The indenture governing the 2025 Notes contains covenants that, among other things, restrict the ability of the Company and certain of the Company's subsidiaries to create liens; enter into sale-leaseback transactions; create, incur, issue, assume or guarantee any funded debt; and consolidate or merge with, or convey, transfer or lease all or substantially all of the Company's assets to, another person, or permit any other person to consolidate, merge, combine or amalgamate with or into the Company. These covenants are subject to a number of significant limitations and exceptions set forth in the indenture.
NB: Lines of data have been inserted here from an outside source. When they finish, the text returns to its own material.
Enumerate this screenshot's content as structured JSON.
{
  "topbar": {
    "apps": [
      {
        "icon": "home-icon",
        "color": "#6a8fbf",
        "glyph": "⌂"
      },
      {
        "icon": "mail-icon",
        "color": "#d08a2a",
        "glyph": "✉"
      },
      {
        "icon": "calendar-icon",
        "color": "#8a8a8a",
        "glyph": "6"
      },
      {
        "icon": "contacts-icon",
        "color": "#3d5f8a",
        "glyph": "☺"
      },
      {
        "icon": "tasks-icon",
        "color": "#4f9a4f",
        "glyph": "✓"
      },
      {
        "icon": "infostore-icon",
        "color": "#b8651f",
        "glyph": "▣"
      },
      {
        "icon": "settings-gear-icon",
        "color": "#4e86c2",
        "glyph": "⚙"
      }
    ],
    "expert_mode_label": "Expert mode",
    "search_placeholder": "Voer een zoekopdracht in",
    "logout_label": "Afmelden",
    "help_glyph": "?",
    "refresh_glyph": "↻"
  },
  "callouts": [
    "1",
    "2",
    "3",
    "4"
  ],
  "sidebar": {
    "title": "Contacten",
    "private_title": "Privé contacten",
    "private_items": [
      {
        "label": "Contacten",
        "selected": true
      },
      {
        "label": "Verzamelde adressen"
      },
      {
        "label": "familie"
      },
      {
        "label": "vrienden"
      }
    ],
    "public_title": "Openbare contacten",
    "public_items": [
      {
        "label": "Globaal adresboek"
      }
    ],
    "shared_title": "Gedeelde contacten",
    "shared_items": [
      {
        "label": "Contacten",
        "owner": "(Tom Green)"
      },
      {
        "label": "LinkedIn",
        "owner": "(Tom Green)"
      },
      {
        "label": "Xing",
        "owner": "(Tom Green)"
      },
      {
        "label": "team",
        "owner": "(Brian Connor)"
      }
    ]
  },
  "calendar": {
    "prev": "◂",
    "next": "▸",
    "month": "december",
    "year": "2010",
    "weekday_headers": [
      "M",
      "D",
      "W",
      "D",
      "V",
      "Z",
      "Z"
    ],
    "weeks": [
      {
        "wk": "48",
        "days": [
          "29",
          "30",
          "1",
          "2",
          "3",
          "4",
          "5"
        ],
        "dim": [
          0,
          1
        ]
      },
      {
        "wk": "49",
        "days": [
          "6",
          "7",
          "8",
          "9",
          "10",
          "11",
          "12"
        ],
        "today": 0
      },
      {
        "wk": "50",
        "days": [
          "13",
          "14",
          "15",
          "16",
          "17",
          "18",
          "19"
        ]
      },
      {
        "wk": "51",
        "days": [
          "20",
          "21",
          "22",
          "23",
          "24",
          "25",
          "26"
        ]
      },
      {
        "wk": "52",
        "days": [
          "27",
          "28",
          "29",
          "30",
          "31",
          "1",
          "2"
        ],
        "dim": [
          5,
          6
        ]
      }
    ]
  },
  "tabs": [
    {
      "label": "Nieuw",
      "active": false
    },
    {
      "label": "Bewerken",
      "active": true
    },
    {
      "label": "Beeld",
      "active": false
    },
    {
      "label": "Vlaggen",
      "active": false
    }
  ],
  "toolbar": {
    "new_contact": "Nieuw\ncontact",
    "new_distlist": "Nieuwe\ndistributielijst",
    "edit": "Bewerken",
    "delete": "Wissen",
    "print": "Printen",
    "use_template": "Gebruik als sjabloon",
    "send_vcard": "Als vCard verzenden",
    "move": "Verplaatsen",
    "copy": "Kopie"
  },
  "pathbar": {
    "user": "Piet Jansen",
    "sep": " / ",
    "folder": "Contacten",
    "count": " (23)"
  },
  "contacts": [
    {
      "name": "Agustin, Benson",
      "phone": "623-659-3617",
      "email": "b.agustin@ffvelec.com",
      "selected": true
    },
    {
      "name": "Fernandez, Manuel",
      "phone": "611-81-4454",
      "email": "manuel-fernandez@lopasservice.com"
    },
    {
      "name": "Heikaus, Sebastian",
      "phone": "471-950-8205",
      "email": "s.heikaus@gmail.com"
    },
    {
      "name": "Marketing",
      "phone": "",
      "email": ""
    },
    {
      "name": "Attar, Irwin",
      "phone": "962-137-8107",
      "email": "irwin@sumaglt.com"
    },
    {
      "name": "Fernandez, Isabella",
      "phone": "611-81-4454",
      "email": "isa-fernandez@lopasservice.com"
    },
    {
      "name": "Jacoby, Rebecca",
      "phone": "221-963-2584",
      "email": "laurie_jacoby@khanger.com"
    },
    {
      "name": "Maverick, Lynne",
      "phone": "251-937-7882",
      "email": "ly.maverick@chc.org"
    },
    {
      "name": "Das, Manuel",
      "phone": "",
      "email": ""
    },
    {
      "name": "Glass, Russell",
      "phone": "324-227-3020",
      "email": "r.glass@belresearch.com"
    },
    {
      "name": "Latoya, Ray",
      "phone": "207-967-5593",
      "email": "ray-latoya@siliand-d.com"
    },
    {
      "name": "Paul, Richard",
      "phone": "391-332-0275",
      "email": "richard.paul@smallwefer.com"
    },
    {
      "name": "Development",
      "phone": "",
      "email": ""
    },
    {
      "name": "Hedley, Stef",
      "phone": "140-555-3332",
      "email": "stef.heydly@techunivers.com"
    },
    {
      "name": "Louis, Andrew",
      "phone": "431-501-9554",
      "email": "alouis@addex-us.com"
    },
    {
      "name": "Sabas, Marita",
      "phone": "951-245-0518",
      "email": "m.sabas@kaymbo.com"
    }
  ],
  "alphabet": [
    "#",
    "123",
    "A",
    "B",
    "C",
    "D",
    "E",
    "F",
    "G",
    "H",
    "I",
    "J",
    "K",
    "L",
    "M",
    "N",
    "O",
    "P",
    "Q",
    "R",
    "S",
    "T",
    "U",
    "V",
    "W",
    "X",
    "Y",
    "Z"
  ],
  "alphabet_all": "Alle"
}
The indenture also provides for customary events of default, including, but not limited to, cross defaults to certain specified other debt of the Company and its subsidiaries. In the case of an event of default arising from specified events of bankruptcy or insolvency, all outstanding 2025 Notes will become due and payable immediately without further action or notice. If any other event of default under the agreement occurs or is continuing, the applicable trustee or holders of at least 25% in aggregate principal amount of the then outstanding 2025 Notes may declare all of the 2025 Notes to be due and payable immediately, but upon certain conditions such declaration and its consequences may be rescinded and annulled by the holders of a majority in principal amount of the 2025 Notes. As of March 31, 2017, the Company was in compliance with the covenants in the indenture governing the 2025 Notes.
Other Credit Lines
In January 2017, the Company borrowed €100 million (approximately $107.4 million as of March 31, 2017), under a 5-year, term-loan agreement due January 2, 2022. Borrowings under this term loan bear interest at EURIBOR plus the applicable margin ranging between 0.40% and 1.35%, based on the Company's credit ratings. The loan is repayable upon maturity.

In October 2015, the Company borrowed €50 million (approximately $53.7 million as of March 31, 2017), under a 5-year, term-loan agreement due September 30, 2020. Borrowings under this term loan bear interest at EURIBOR plus the applicable margin ranging between 0.80% and 2.00%, based on the Company’s credit ratings. The loan is repayable beginning December 30, 2016 in quarterly payments of €312,500 through June 30, 2020 with the remainder due upon maturity.

These term loans are unsecured, and are guaranteed by the Company. These term loan agreements contain customary restrictions on the Company's and its subsidiaries' ability to (i) incur certain debt, (ii) make certain investments, (iii) make certain acquisitions of other entities, (iv) incur liens, (v) dispose of assets, (vi) make non-cash distributions to shareholders, and (vii) engage in transactions with affiliates. These covenants are subject to a number of exceptions and limitations. These term loan agreements also require that the Company maintain a maximum ratio of total indebtedness to EBITDA (earnings before interest expense, taxes, depreciation and amortization), and a minimum interest coverage ratio, as defined therein, during their terms. As of March 31, 2017, the Company was in compliance with the covenants under these term loan agreements.
As of March 31, 2017, the Company and certain of its subsidiaries had various uncommitted revolving credit facilities, lines of credit and other credit facilities in the amount of $162.6 million in the aggregate. There were no borrowings outstanding under these facilities as of March 31, 2017 and 2016. These unsecured credit facilities, and lines of credit and other credit facilities bear annual interest at the respective country's inter-bank offering rate, plus an applicable margin, and generally have maturities that expire on various dates in future fiscal years.